Kauffman argues that the human spirit will always eclipse science when it comes to the advancement our civilisation. Accordingly, he stresses that anything thwarting full expression of our human potential has to be overcome wherever possible. Examples he cites of everyday obstacles include power structures such as those inherent in large corporations and governments, and he insists that, although power structures cannot be eliminated, they must never be permitted to dehumanise us.
In spite of Kauffman’s distaste for reductive materialism, he does not hesitate to use scientific results to make predictions and comment on a wide variety of topics. Thus, on the subject of our future energy resources, he claims there is no need for concern that these will eventually become exhausted. He reaches this rather surprising conclusion by arguing that the mysterious dark energy that pervades our universe and apparently is responsible for propelling the accelerating expansion of the, universe, is so ubiquitous that there is more than enough of it to counterbalance the increase in entropy as the universe expands.

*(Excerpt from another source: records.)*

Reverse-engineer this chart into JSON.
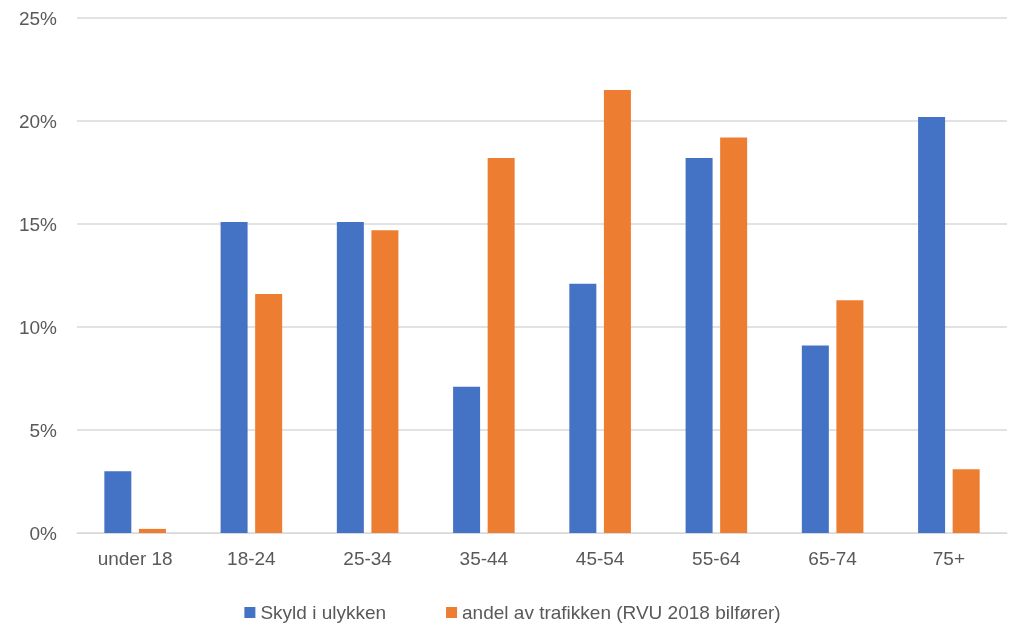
{
  "chart_data": {
    "type": "bar",
    "categories": [
      "under 18",
      "18-24",
      "25-34",
      "35-44",
      "45-54",
      "55-64",
      "65-74",
      "75+"
    ],
    "series": [
      {
        "name": "Skyld i ulykken",
        "color": "#4472c4",
        "values": [
          3.0,
          15.1,
          15.1,
          7.1,
          12.1,
          18.2,
          9.1,
          20.2
        ]
      },
      {
        "name": "andel av trafikken (RVU 2018 bilfører)",
        "color": "#ed7d31",
        "values": [
          0.2,
          11.6,
          14.7,
          18.2,
          21.5,
          19.2,
          11.3,
          3.1
        ]
      }
    ],
    "ylim": [
      0,
      25
    ],
    "yticks": [
      {
        "value": 0,
        "label": "0%"
      },
      {
        "value": 5,
        "label": "5%"
      },
      {
        "value": 10,
        "label": "10%"
      },
      {
        "value": 15,
        "label": "15%"
      },
      {
        "value": 20,
        "label": "20%"
      },
      {
        "value": 25,
        "label": "25%"
      }
    ],
    "grid": "y",
    "legend": "bottom"
  }
}
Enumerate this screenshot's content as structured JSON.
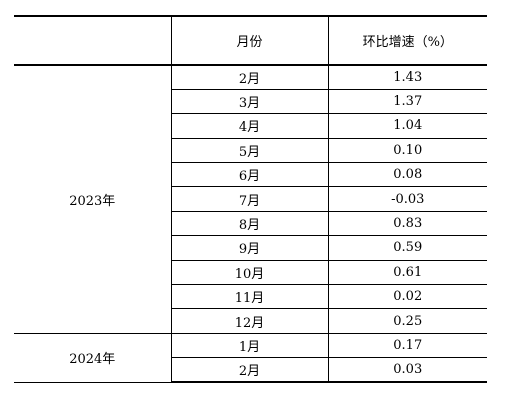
{
  "table": {
    "headers": {
      "year": "",
      "month": "月份",
      "value": "环比增速（%）"
    },
    "groups": [
      {
        "year": "2023年",
        "rows": [
          {
            "month": "2月",
            "value": "1.43"
          },
          {
            "month": "3月",
            "value": "1.37"
          },
          {
            "month": "4月",
            "value": "1.04"
          },
          {
            "month": "5月",
            "value": "0.10"
          },
          {
            "month": "6月",
            "value": "0.08"
          },
          {
            "month": "7月",
            "value": "-0.03"
          },
          {
            "month": "8月",
            "value": "0.83"
          },
          {
            "month": "9月",
            "value": "0.59"
          },
          {
            "month": "10月",
            "value": "0.61"
          },
          {
            "month": "11月",
            "value": "0.02"
          },
          {
            "month": "12月",
            "value": "0.25"
          }
        ]
      },
      {
        "year": "2024年",
        "rows": [
          {
            "month": "1月",
            "value": "0.17"
          },
          {
            "month": "2月",
            "value": "0.03"
          }
        ]
      }
    ]
  }
}
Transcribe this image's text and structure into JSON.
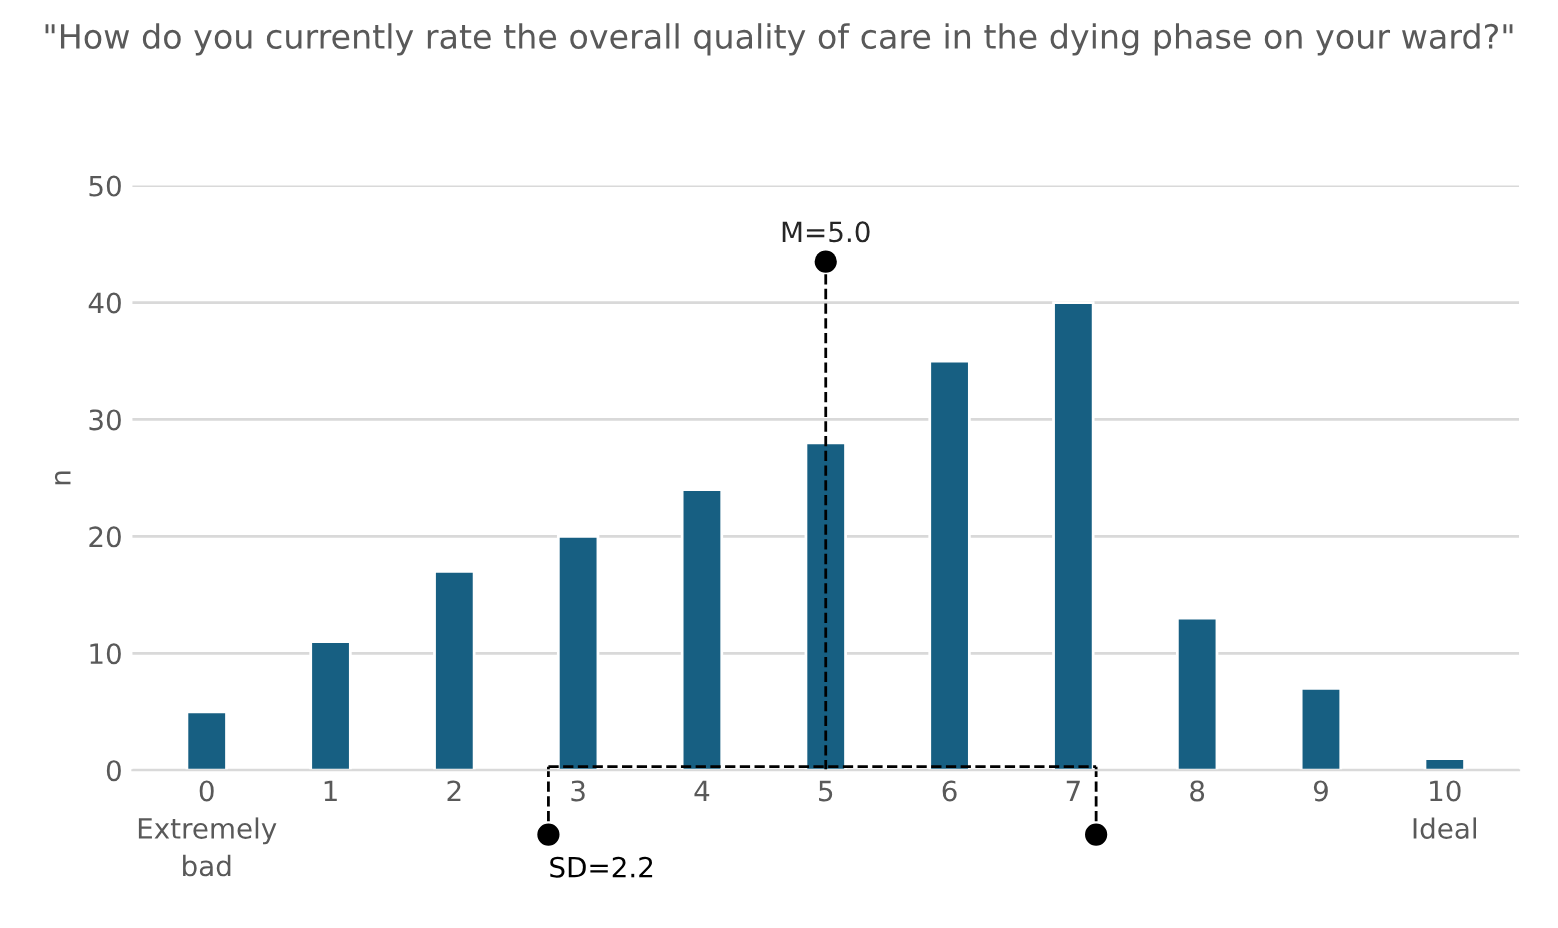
{
  "chart_data": {
    "type": "bar",
    "title": "\"How do you currently rate the overall quality of care in the dying phase on your ward?\"",
    "ylabel": "n",
    "categories": [
      "0\nExtremely\nbad",
      "1",
      "2",
      "3",
      "4",
      "5",
      "6",
      "7",
      "8",
      "9",
      "10\nIdeal"
    ],
    "values": [
      5,
      11,
      17,
      20,
      24,
      28,
      35,
      40,
      13,
      7,
      1
    ],
    "color": "#175f82",
    "ylim": [
      0,
      50
    ],
    "yticks": [
      0,
      10,
      20,
      30,
      40,
      50
    ],
    "grid": "y",
    "ref_lines": [
      {
        "axis": "x",
        "value": "5",
        "color": "#000000",
        "line_style": "dashed"
      }
    ],
    "annotations": [
      {
        "text": "M=5.0",
        "x": "5",
        "y": 43.5
      },
      "SD=2.2"
    ]
  }
}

When Kauffman eventually gets round to discussing the validity of reductive materialism in classical physics and chemistry, he becomes quite autocratic. He is right to point out that this approach is subject to some severe limitations and that it fails completely in a number of instances. It is wellknown, for instance, that Newtonian mechanics cannot be employed to describe chaotic systems or complex biological phenomena. But Kauffman goes too far when he asserts that in adopting this approach we literally ‘lost our minds’ along with ‘the legitimacy of our conscious experience and free will’. He needs to recognise that reductive materialism is but one model of how our world works and, like all models, is invalid outside its domain of applicability.

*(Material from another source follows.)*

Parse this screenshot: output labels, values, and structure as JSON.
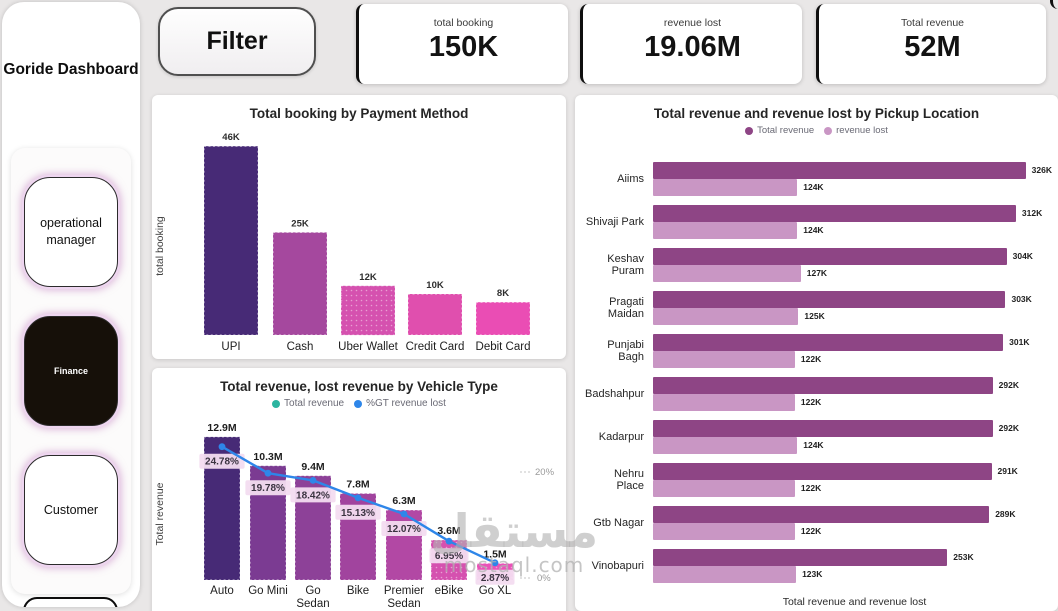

If, as Kauffman asserts, reductive materialism really does not work, what should be put in its place? He puts forward the idea that we can manage without foundations. He questions whether any foundations are needed by arguing that the most complex system known to us, namely the Earth’s biosphere, has no foundations in the sense that no laws have entailed how it has evolved. Even the laws of physics and chemistry have not caused the biosphere but have rather enabled it to come into being.
Thus, Kauffman triumphantly proclaims his central conclusion that because our biosphere came into being with no foundational laws, it must be driven by a purposeless teleology and thus the whole grand structure of reductionism necessarily collapses.